Yuma Crossing National Heritage Area


At the Yuma Quartermaster Depot State Historic Park
At the Yuma Quartermaster Depot State Historic Park
Entry gate at Yuma Territorial Prison State Historic Park

Yuma Crossing National Heritage Area is not a park per se but more an umbrella organization set up to assist in the conservation, restoration and management of natural, cultural and historic resources in the Yuma Crossing area. The particular target zone of the Yuma Crossing National Heritage Area is the lower Colorado River corridor and the historic Yuma downtown. Within the boundaries of the Yuma Crossing National Heritage Area are two Arizona State Parks: Yuma Territorial Prison State Historic Park and the Yuma Quartermaster Depot State Historic Park.

As the first good ford of the Colorado River south of all the geological barriers, Yuma Crossing figures prominently in the history and development of the Southwest. When the first Spaniards reached Yuma in 1540, they found Native Americans who'd been living near the crossing for hundreds of years already. For whatever reason, the Spanish named their tribe the Yumas but today they are known as the Quechan and "Yuma" only applies to the town, the area and the county.

The first Americans to arrive in the area were trappers searching out beaver pelts along the Gila and Colorado Rivers in 1826. After that, the next major group recorded to have passed through the area were the Mormon Battalion in 1847, on their way to the San Diego and Los Angeles areas to chase out any Mexican military and occupy southern California. With the end of the Mexican-American War in 1848 and the discovery of gold in California in 1849, the importance of Yuma Crossing grew exponentially.

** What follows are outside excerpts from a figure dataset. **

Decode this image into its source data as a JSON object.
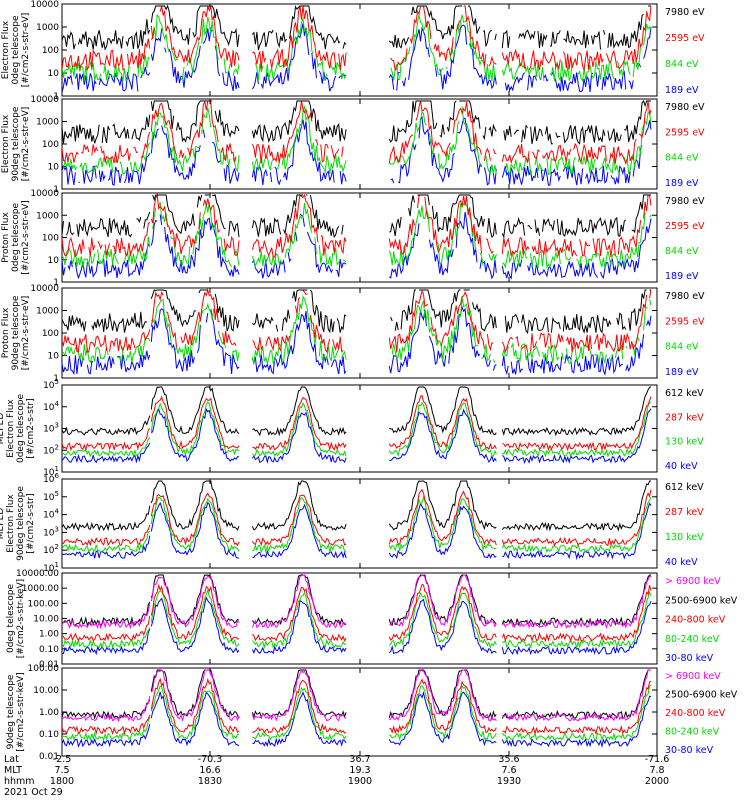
{
  "chart_data": [
    {
      "type": "line",
      "ylabel": [
        "Electron Flux",
        "0deg telescope",
        "[#/cm2-s-str-eV]"
      ],
      "log": true,
      "yticks": [
        "10000",
        "1000",
        "100",
        "10",
        "1"
      ],
      "legend": [
        {
          "label": "7980 eV",
          "color": "#000000"
        },
        {
          "label": "2595 eV",
          "color": "#ff0000"
        },
        {
          "label": "844 eV",
          "color": "#00dd00"
        },
        {
          "label": "189 eV",
          "color": "#0000ff"
        }
      ]
    },
    {
      "type": "line",
      "ylabel": [
        "Electron Flux",
        "90deg telescope",
        "[#/cm2-s-str-eV]"
      ],
      "log": true,
      "yticks": [
        "10000",
        "1000",
        "100",
        "10",
        "1"
      ],
      "legend": [
        {
          "label": "7980 eV",
          "color": "#000000"
        },
        {
          "label": "2595 eV",
          "color": "#ff0000"
        },
        {
          "label": "844 eV",
          "color": "#00dd00"
        },
        {
          "label": "189 eV",
          "color": "#0000ff"
        }
      ]
    },
    {
      "type": "line",
      "ylabel": [
        "Proton Flux",
        "0deg telescope",
        "[#/cm2-s-str-eV]"
      ],
      "log": true,
      "yticks": [
        "10000",
        "1000",
        "100",
        "10",
        "1"
      ],
      "legend": [
        {
          "label": "7980 eV",
          "color": "#000000"
        },
        {
          "label": "2595 eV",
          "color": "#ff0000"
        },
        {
          "label": "844 eV",
          "color": "#00dd00"
        },
        {
          "label": "189 eV",
          "color": "#0000ff"
        }
      ]
    },
    {
      "type": "line",
      "ylabel": [
        "Proton Flux",
        "90deg telescope",
        "[#/cm2-s-str-eV]"
      ],
      "log": true,
      "yticks": [
        "10000",
        "1000",
        "100",
        "10",
        "1"
      ],
      "legend": [
        {
          "label": "7980 eV",
          "color": "#000000"
        },
        {
          "label": "2595 eV",
          "color": "#ff0000"
        },
        {
          "label": "844 eV",
          "color": "#00dd00"
        },
        {
          "label": "189 eV",
          "color": "#0000ff"
        }
      ]
    },
    {
      "type": "line",
      "ylabel": [
        "MEPED",
        "Electron Flux",
        "0deg telescope",
        "[#/cm2-s-str]"
      ],
      "log": true,
      "yticks": [
        "10^5",
        "10^4",
        "10^3",
        "10^2",
        "10^1"
      ],
      "legend": [
        {
          "label": "612 keV",
          "color": "#000000"
        },
        {
          "label": "287 keV",
          "color": "#ff0000"
        },
        {
          "label": "130 keV",
          "color": "#00dd00"
        },
        {
          "label": "40 keV",
          "color": "#0000ff"
        }
      ]
    },
    {
      "type": "line",
      "ylabel": [
        "MEPED",
        "Electron Flux",
        "90deg telescope",
        "[#/cm2-s-str]"
      ],
      "log": true,
      "yticks": [
        "10^6",
        "10^5",
        "10^4",
        "10^3",
        "10^2",
        "10^1"
      ],
      "legend": [
        {
          "label": "612 keV",
          "color": "#000000"
        },
        {
          "label": "287 keV",
          "color": "#ff0000"
        },
        {
          "label": "130 keV",
          "color": "#00dd00"
        },
        {
          "label": "40 keV",
          "color": "#0000ff"
        }
      ]
    },
    {
      "type": "line",
      "ylabel": [
        "0deg telescope",
        "[#/cm2-s-str-keV]"
      ],
      "log": true,
      "yticks": [
        "10000.00",
        "1000.00",
        "100.00",
        "10.00",
        "1.00",
        "0.10",
        "0.01"
      ],
      "legend": [
        {
          "label": "> 6900 keV",
          "color": "#ff00ff"
        },
        {
          "label": "2500-6900 keV",
          "color": "#000000"
        },
        {
          "label": "240-800 keV",
          "color": "#ff0000"
        },
        {
          "label": "80-240 keV",
          "color": "#00dd00"
        },
        {
          "label": "30-80 keV",
          "color": "#0000ff"
        }
      ]
    },
    {
      "type": "line",
      "ylabel": [
        "90deg telescope",
        "[#/cm2-s-str-keV]"
      ],
      "log": true,
      "yticks": [
        "100.00",
        "10.00",
        "1.00",
        "0.10",
        "0.01"
      ],
      "legend": [
        {
          "label": "> 6900 keV",
          "color": "#ff00ff"
        },
        {
          "label": "2500-6900 keV",
          "color": "#000000"
        },
        {
          "label": "240-800 keV",
          "color": "#ff0000"
        },
        {
          "label": "80-240 keV",
          "color": "#00dd00"
        },
        {
          "label": "30-80 keV",
          "color": "#0000ff"
        }
      ]
    }
  ],
  "x_axis": {
    "row_labels": [
      "Lat",
      "MLT",
      "hhmm"
    ],
    "date": "2021 Oct 29",
    "columns": [
      {
        "lat": "-2.5",
        "mlt": "7.5",
        "hhmm": "1800"
      },
      {
        "lat": "-70.3",
        "mlt": "16.6",
        "hhmm": "1830"
      },
      {
        "lat": "36.7",
        "mlt": "19.3",
        "hhmm": "1900"
      },
      {
        "lat": "35.6",
        "mlt": "7.6",
        "hhmm": "1930"
      },
      {
        "lat": "-71.6",
        "mlt": "7.8",
        "hhmm": "2000"
      }
    ]
  }
}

In those early days, the Colorado River saw a lot of steamboat action as steamboats ferried people and materials up and down the river, going almost to the Grand Canyon upstream. Then the railroad arrived in 1877 and steamboat traffic died shortly thereafter. But for many years, Yuma was the primary supply stop in southwestern Arizona and southeastern California.

Yuma built up during those early years but had periodic problems with the Colorado River flooding and rushing through downtown. There was a particular flood in 1916 that almost wiped out downtown and forced the rebuilding of much of town. The federal Bureau of Reclamation was formed precisely to deal with problems like this and the first dams were planned and built along the lower Colorado to control the floodwaters. A lot of downtown Yuma that we see today was built in the 1916-1929 period and is presently going through an urban renewal program that is rebuilding, renovating and retrofitting much of the historic architecture with an eye to preserving that historic ambiance.

Yuma Crossing National Heritage Area is always open but the main office operates Monday through Friday from 8 am to 5 pm. The only fees involved are those of individual attractions and the state parks in the area.